Your RDA of Irony

“von Clausewitz on War”; von Clueless on Iraq

No, Eric Cartman hasn’t lost weight.  You just mistook President Bush’s speech for an episode of South Park.  Our new and improved strategy in Iraq will be to increase the number of targets, so that the Iraqis will run out of ammunition.  The President got this idea from a Randolph Scott western…or was it a Ben Stiller movie?  The sooner the Iraqis use up their arrows (or dodge balls), the sooner the President will win.

Of course, finding the voluntary targets might be a challenge.  The Neo-Cons would love to fight in Iraq, but they are preoccupied helping the President open your mail.  (They summarize the long letters and explain any big words.)  The Administration was planning to ship over illegal aliens; however, they are now all claiming to be gay. 
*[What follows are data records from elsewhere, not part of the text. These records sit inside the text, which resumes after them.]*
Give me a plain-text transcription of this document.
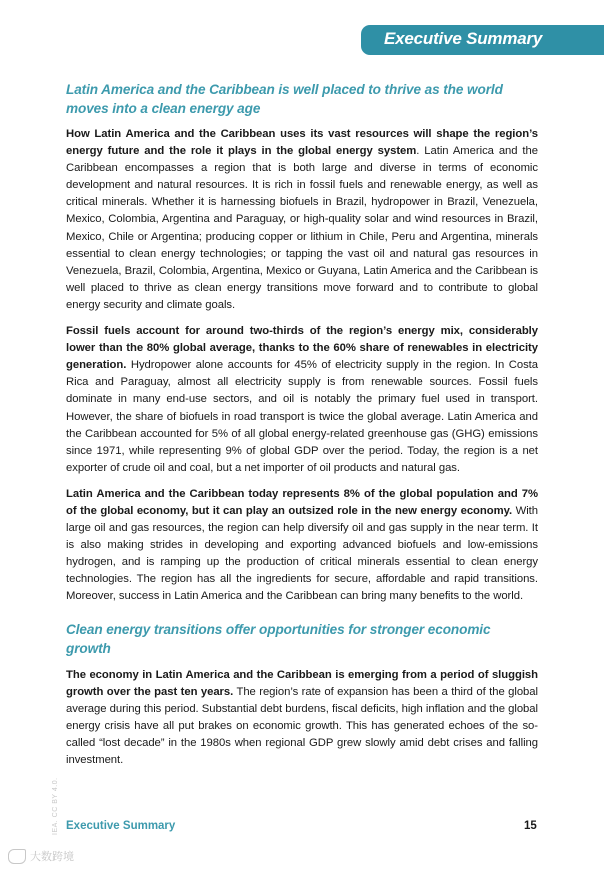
Executive Summary
Latin America and the Caribbean is well placed to thrive as the world moves into a clean energy age

How Latin America and the Caribbean uses its vast resources will shape the region’s energy future and the role it plays in the global energy system. Latin America and the Caribbean encompasses a region that is both large and diverse in terms of economic development and natural resources. It is rich in fossil fuels and renewable energy, as well as critical minerals. Whether it is harnessing biofuels in Brazil, hydropower in Brazil, Venezuela, Mexico, Colombia, Argentina and Paraguay, or high-quality solar and wind resources in Brazil, Mexico, Chile or Argentina; producing copper or lithium in Chile, Peru and Argentina, minerals essential to clean energy technologies; or tapping the vast oil and natural gas resources in Venezuela, Brazil, Colombia, Argentina, Mexico or Guyana, Latin America and the Caribbean is well placed to thrive as clean energy transitions move forward and to contribute to global energy security and climate goals.

Fossil fuels account for around two-thirds of the region’s energy mix, considerably lower than the 80% global average, thanks to the 60% share of renewables in electricity generation. Hydropower alone accounts for 45% of electricity supply in the region. In Costa Rica and Paraguay, almost all electricity supply is from renewable sources. Fossil fuels dominate in many end-use sectors, and oil is notably the primary fuel used in transport. However, the share of biofuels in road transport is twice the global average. Latin America and the Caribbean accounted for 5% of all global energy-related greenhouse gas (GHG) emissions since 1971, while representing 9% of global GDP over the period. Today, the region is a net exporter of crude oil and coal, but a net importer of oil products and natural gas.

Latin America and the Caribbean today represents 8% of the global population and 7% of the global economy, but it can play an outsized role in the new energy economy. With large oil and gas resources, the region can help diversify oil and gas supply in the near term. It is also making strides in developing and exporting advanced biofuels and low-emissions hydrogen, and is ramping up the production of critical minerals essential to clean energy technologies. The region has all the ingredients for secure, affordable and rapid transitions. Moreover, success in Latin America and the Caribbean can bring many benefits to the world.

Clean energy transitions offer opportunities for stronger economic growth

The economy in Latin America and the Caribbean is emerging from a period of sluggish growth over the past ten years. The region’s rate of expansion has been a third of the global average during this period. Substantial debt burdens, fiscal deficits, high inflation and the global energy crisis have all put brakes on economic growth. This has generated echoes of the so-called “lost decade” in the 1980s when regional GDP grew slowly amid debt crises and falling investment.

IEA. CC BY 4.0. Executive Summary	15
大数跨境
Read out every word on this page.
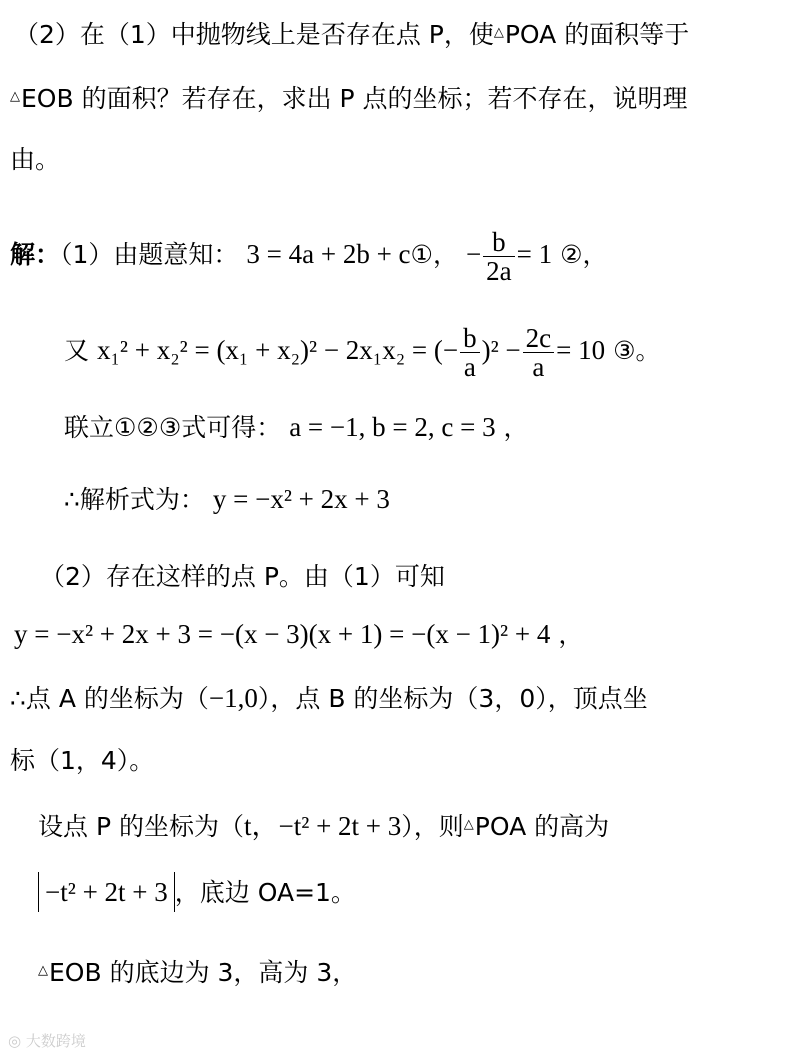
（2）在（1）中抛物线上是否存在点 P，使△POA 的面积等于
△EOB 的面积？若存在，求出 P 点的坐标；若不存在，说明理
由。
解：（1）由题意知： 3 = 4a + 2b + c①， − $\frac{b}{2a} = 1$ ②，
又 x₁² + x₂² = (x₁ + x₂)² − 2x₁x₂ = (− $\frac{b}{a} )^2 - \frac{2c}{a} = 10$ ③。
联立①②③式可得： a = −1, b = 2, c = 3 ，
∴解析式为： y = −x² + 2x + 3
（2）存在这样的点 P。由（1）可知
y = −x² + 2x + 3 = −(x − 3)(x + 1) = −(x − 1)² + 4 ，
∴点 A 的坐标为（−1,0），点 B 的坐标为（3，0），顶点坐
标（1，4）。
设点 P 的坐标为（t，−t² + 2t + 3），则△POA 的高为
−t² + 2t + 3 ，底边 OA=1。
△EOB 的底边为 3，高为 3，
◎ 大数跨境
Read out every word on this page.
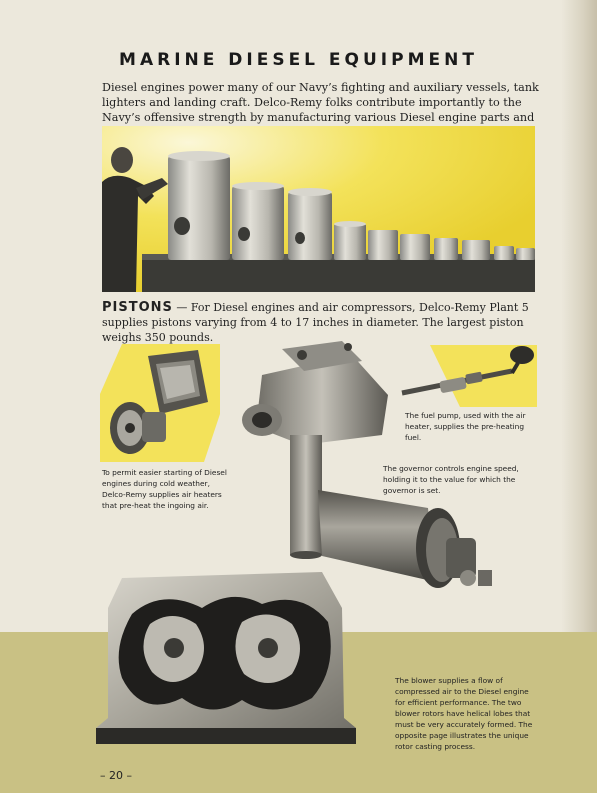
MARINE DIESEL EQUIPMENT
Diesel engines power many of our Navy’s fighting and auxiliary vessels, tank lighters and landing craft. Delco-Remy folks contribute importantly to the Navy’s offensive strength by manufacturing various Diesel engine parts and
PISTONS — For Diesel engines and air compressors, Delco-Remy Plant 5 supplies pistons varying from 4 to 17 inches in diameter. The largest piston weighs 350 pounds.
The fuel pump, used with the air heater, supplies the pre-heating fuel.
The governor controls engine speed, holding it to the value for which the governor is set.
To permit easier starting of Diesel engines during cold weather, Delco-Remy supplies air heaters that pre-heat the ingoing air.
The blower supplies a flow of compressed air to the Diesel engine for efficient performance. The two blower rotors have helical lobes that must be very accurately formed. The opposite page illustrates the unique rotor casting process.
– 20 –
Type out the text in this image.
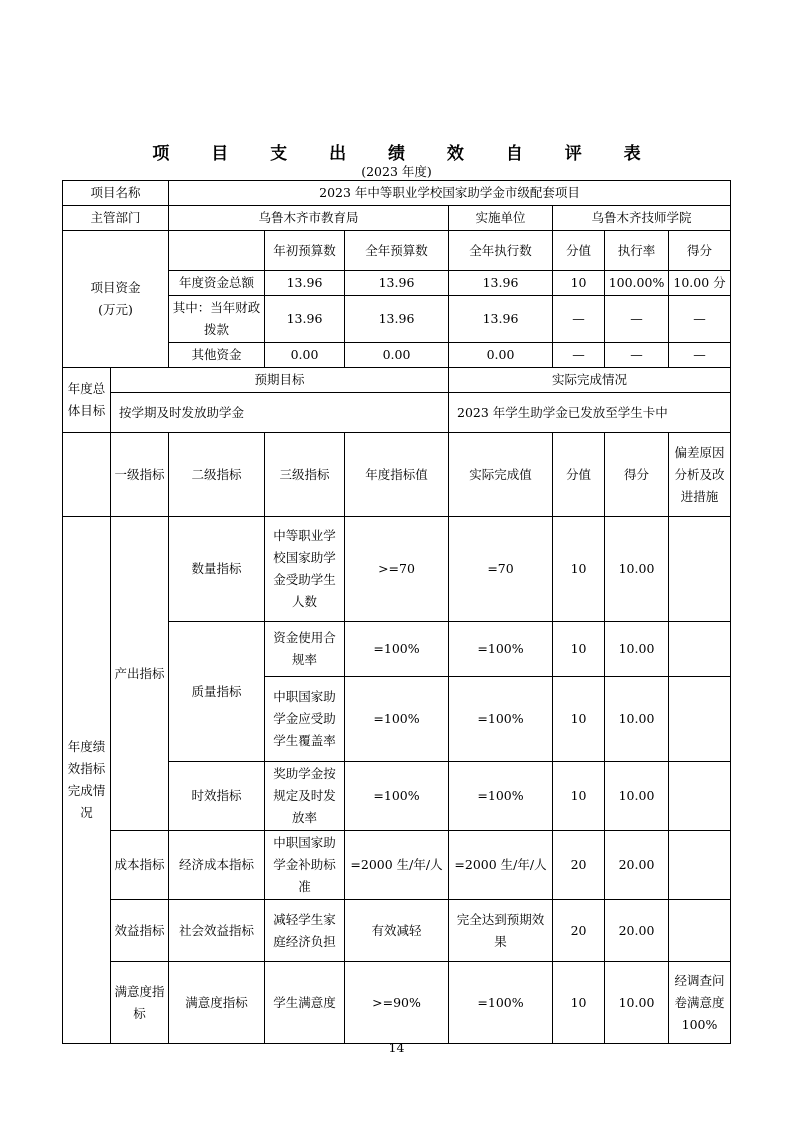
项 目 支 出 绩 效 自 评 表
(2023 年度)
项目名称		2023 年中等职业学校国家助学金市级配套项目						
主管部门		乌鲁木齐市教育局			实施单位	乌鲁木齐技师学院		

项目资金
(万元)			年初预算数	全年预算数	全年执行数	分值	执行率	得分
		年度资金总额	13.96	13.96	13.96	10	100.00%	10.00 分
		其中：当年财政拨款	13.96	13.96	13.96	—	—	—
		其他资金	0.00	0.00	0.00	—	—	—
年度总体目标	预期目标				实际完成情况			
	按学期及时发放助学金				2023 年学生助学金已发放至学生卡中			
	一级指标	二级指标	三级指标	年度指标值	实际完成值	分值	得分	偏差原因分析及改进措施
年度绩效指标完成情况	产出指标	数量指标	中等职业学校国家助学金受助学生人数	>=70	=70	10	10.00	
		质量指标	资金使用合规率	=100%	=100%	10	10.00	
			中职国家助学金应受助学生覆盖率	=100%	=100%	10	10.00	
		时效指标	奖助学金按规定及时发放率	=100%	=100%	10	10.00	
	成本指标	经济成本指标	中职国家助学金补助标准	=2000 生/年/人	=2000 生/年/人	20	20.00	
	效益指标	社会效益指标	减轻学生家庭经济负担	有效减轻	完全达到预期效果	20	20.00	
	满意度指标	满意度指标	学生满意度	>=90%	=100%	10	10.00	经调查问卷满意度100%
14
(Alexander the Great and T.E. Lawrence proved that wasn’t a handicap in the Middle East, but the Commandude hasn’t seen those movies.)  

So, any volunteers?

 

  1. Alan Perlman says:

    War: old men bluster, young men die.

    According to the Vietnam paradigm (altough any of America’s harebrained foreign interventions could be used as a model), we are two Presidential elections away from another humiliating withdrawal. By 2012, American deaths will be in five digits, costs will be eating into the second trillion, the country will be torn apart, and one candidate will have to promise to get us out, which he/she will, in five more years. When will they ever learn?

  2. Richard Greb says:

    And we can bring back war protest folk songs. Alan’s already resurrecting
    Seegar’s flowers. I always liked the Peter Paul and Mary version.